Improving Melody Extraction
or Where Will Rhubarb Go
20 Feb 2020 - atrodo - Song: Where Will They Go by Sanctus Real
After my last big project of writing a melody extraction routine, I took a bit of a break for a couple weeks. Understanding the code and how it works, and especially the blog post related to the work I did there, was a bit draining. Now I’m back to making robots making music.
In recent weeks I took the time to restructure a couple parts of my database, as it was in desperate need of some cleanup. I moved several large columns of JSON data into their own table. As a part of that move, I did a lot of work to reduce what data was in each of those JSON columns. I did things like reducing data to known arrays and not including data that could be calculated with other data. Doing that should save a lot of data in these columns, which will be good because I’m likely going to need it. I plan on generating a lot of data to generate test songs for evaluation.
After I worked on that restructure, I imported some songs through the melody extraction method I had created. That’s when I discovered that it was doing maybe a 30% job of finding the melody. Most of the time during the song it was not discovering the melody at all, instead just finding what sounded like random notes. To it’s credit, it appears to be finding the length of each note most of the time, it was just rarely the right note.
This felt like a bit of a set back. I was just getting ready to start generating some test songs, but I had to regroup and work on the melody extraction again. But it had to be done, so I started examining what it was producing, why it was producing it and why that was wrong.
First thing I noticed was that once I scaled up to an entire song, the memory usage of it was well over what I had expected. I had expected a large amount of memory since I keep a whole 3-5 minute song in memory during processing, but this was much large, and slower, than expected. So I adjusted the code some; I started passing around an array-ref instead of returning arrays; I calculated each note from the FFT array immediately instead of after all of the FFT was calculated so I would only have 128 elements in an array instead of 8,192.
After I had it running quicker and actually able to finish every time, I noticed that the beat finder was identifying some sections as low as 30 beats-per-minute.
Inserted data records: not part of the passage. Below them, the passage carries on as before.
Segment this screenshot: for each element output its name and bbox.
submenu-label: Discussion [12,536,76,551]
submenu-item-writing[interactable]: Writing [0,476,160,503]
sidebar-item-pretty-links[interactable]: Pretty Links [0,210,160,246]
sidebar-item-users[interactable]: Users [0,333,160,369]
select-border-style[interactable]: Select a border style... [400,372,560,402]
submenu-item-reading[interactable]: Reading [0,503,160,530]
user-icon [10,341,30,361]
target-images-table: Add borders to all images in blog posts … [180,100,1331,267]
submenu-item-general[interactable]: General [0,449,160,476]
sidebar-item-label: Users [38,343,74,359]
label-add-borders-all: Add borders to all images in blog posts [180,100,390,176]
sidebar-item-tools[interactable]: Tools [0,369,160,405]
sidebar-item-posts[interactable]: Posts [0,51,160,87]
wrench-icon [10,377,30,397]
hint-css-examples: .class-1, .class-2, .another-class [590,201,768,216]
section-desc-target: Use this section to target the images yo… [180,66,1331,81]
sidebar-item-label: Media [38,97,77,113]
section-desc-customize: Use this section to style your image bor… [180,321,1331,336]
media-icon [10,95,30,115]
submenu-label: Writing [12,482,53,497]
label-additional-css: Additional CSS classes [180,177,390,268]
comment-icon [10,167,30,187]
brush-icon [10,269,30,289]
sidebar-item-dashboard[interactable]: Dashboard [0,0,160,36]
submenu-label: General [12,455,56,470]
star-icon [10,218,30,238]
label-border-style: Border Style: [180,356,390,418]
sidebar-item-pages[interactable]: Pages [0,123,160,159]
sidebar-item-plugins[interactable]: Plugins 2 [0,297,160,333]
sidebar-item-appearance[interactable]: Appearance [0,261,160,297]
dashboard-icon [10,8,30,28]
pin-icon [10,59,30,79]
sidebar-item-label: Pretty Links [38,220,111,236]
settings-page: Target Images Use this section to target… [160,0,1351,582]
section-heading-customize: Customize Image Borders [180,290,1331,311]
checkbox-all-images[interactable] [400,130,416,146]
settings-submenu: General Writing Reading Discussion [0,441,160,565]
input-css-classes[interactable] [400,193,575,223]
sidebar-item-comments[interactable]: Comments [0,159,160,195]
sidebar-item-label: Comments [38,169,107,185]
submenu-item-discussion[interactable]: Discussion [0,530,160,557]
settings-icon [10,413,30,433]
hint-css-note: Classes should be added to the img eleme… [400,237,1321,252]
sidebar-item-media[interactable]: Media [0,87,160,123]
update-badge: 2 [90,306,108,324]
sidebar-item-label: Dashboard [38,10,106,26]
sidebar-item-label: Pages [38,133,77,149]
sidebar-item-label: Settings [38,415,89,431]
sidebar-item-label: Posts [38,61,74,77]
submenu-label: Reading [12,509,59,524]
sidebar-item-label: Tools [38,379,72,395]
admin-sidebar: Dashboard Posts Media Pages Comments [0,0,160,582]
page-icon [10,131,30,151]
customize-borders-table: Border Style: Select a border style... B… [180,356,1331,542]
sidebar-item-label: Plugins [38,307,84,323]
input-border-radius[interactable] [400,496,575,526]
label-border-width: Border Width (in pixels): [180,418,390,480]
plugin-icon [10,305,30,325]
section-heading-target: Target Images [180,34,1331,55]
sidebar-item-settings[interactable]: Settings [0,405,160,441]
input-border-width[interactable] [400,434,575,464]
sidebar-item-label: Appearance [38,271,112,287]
As a bit of context, most songs are in the 90-140 BPM range. This was happening because it would get confused during long sections that had less music happening. This caused my beat extractor to see some of the beats as louder than the others and pick just them. So I added a requirement that the beats must be between 50 and 400 BPM. That helped quite a bit get things into the right range.
After that I had added an idea of a loudness gate I had been kicking around. The idea is that once you hear a melody line, you focus on the melody no matter how quiet it gets until something else significantly louder comes on. Explained a different way, imagine the chorus of of your favorite song. Think about the part of it When you have that couple beats of rest before the melody continues. There’s still music playing in that time, but you ignore it because it’s quieter and not the melody. So now, I track the peaks of the melody in this gate and every beat slowly reduce the gate. If a note wants to be registered, it has to have a larger number than that gate. That helped some, but I think there’s more I can do with it at a later date.
At this point, I had noticed that the code sometimes either chose the wrong octave of a note, generally an octave higher, or would oscillate between two octaves. For that I did two things; first I remove the power of the lower note from the higher note, and second I maintain an array of which octave was strongest and chose the octave that was the most pronounced.
The reason I decided to remove the power of the lower octave from the higher note is because of overtones. Overtones are when one note causes a second note to resonate; if you strike middle-C on a piano with a good amount of pressure, it will cause the C-above-middle-C to also vibrate and play. This change is meant to reduce that effect by removing an approximate amount of power from the higher note that is really a result of the lower note.
The other fix I did was allow any octave of a note to continue the note as I extract over each sub-beat. An array is maintained of each note that contributes to the final note, and when the code decides to end the note, it chooses the note that was the best note the most times over that period. For example, this means if a note starts at A6, bounces between A5 and A6 for the first couple sub-beats but settles on A5 for the remainder of the period, the code will chose A5 instead of discarding the first part of the note as every note is required to be at least 2 sub-beats long.
Once I had all that done, I felt like I was extracting a good 60% version of the test songs I had. That’s not to say I’m out of ideas on how to improve, but for now the progress feels good enough that I’m comfortable moving on to making music with robots again.